The winegrowers, with an increasingly hot and dry climate, have a succession of great vintages and (for the moment) enjoy it while it lasts.
We are currently bringing the wines of the (great) 2016 vintage back into our cellars as they are bottled in the Châteaux.
If you have booked 2016 Futures, we will send you a letter in the next few days (before 15th February) specifying the availability date of your wines and the balance outstanding (20% VAT + shipping costs if applicable).
This letter is accompanied by a Delivery Coupon that you will simply have to return to us with your delivery instructions.
We remind you that Maison DUBECQ provides free custody of the 2016 Futures until December 31st, 2019, allowing you to organize yourself and choose the shipping period at your best convenience.
As a reminder, 2017 was an "atlantic" vintage, with a rather cool and moderately sunny summer, followed by good autumn conditions giving fresh, fruity wines, with tender and velvety textures, and a fairly fast peak.
On the contrary, 2018 had a "Mediterranean" summer, that is to say a continuously sunny and dry summer, after a very rainy spring (and a very intense mildew, complicating the task of the vineyards conducted in organic farming with 20% to 80% losses).
More than the weekly or monthly records, it was the persistence of this permanently hot and dry weather that was striking, with temperatures more than one degree above the thirty-year average every day from May 10 to October 20, 160 days in a row, while the rainfall deficit was permanent.
The management of water stress by the vine is one of the keys to the vintage. A priori, the limestone (Saint-Émilion, Saint-Estèphe, Côtes de Castillon...) or clayey (Pomerol...) subsoils have been favoured and we expect great success in the Cabernets francs and Sauvignon on both sides. For Merlot, everything depends on the water retention capacity of the soil.
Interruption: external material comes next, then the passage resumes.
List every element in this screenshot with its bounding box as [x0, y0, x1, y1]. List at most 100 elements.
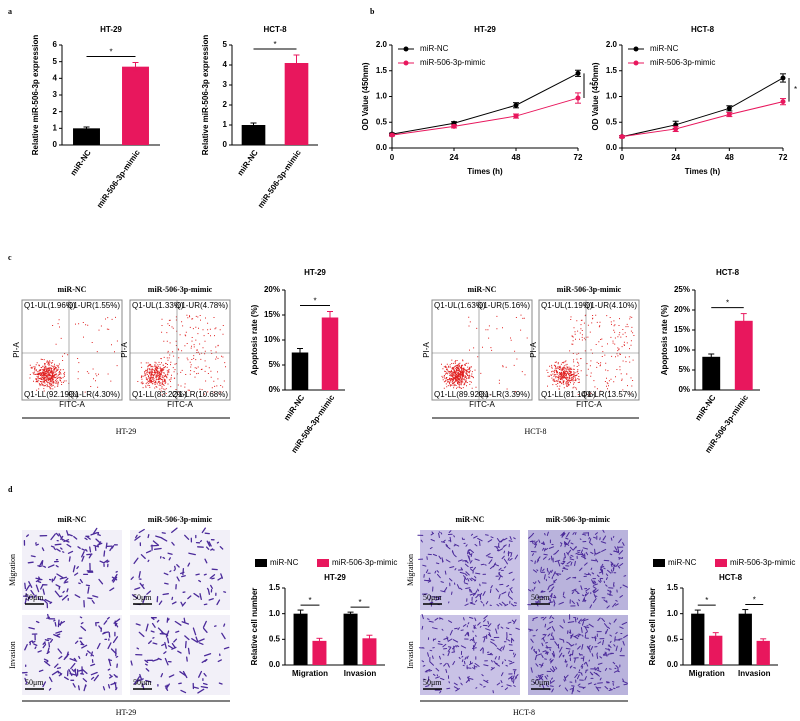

The danger of a vintage from a very hot and dry summer is to produce wines with too high alcoholic degrees (we speak of Merlot at 16° or Cabernets and Petit Verdot at 15°), structured by tannins that are too dry.
We bet that, with the progress of oenology helping, the lessons of previous comparable vintages (2003, 1995, 1983...) and above all consumer demand for more refined and elegant wines will have enabled cultural leaders to know not to harvest too late and cellar masters to gently extract the best of the 2018 vintage.
Under these conditions, the 2018 Bordeaux reds have the potential to be great. It will not be as universally successful a vintage as 2016, but it will certainly be one of the finest Bordeaux vintages of the last 20 years.
All that remains is to taste them and know their price: see you next spring.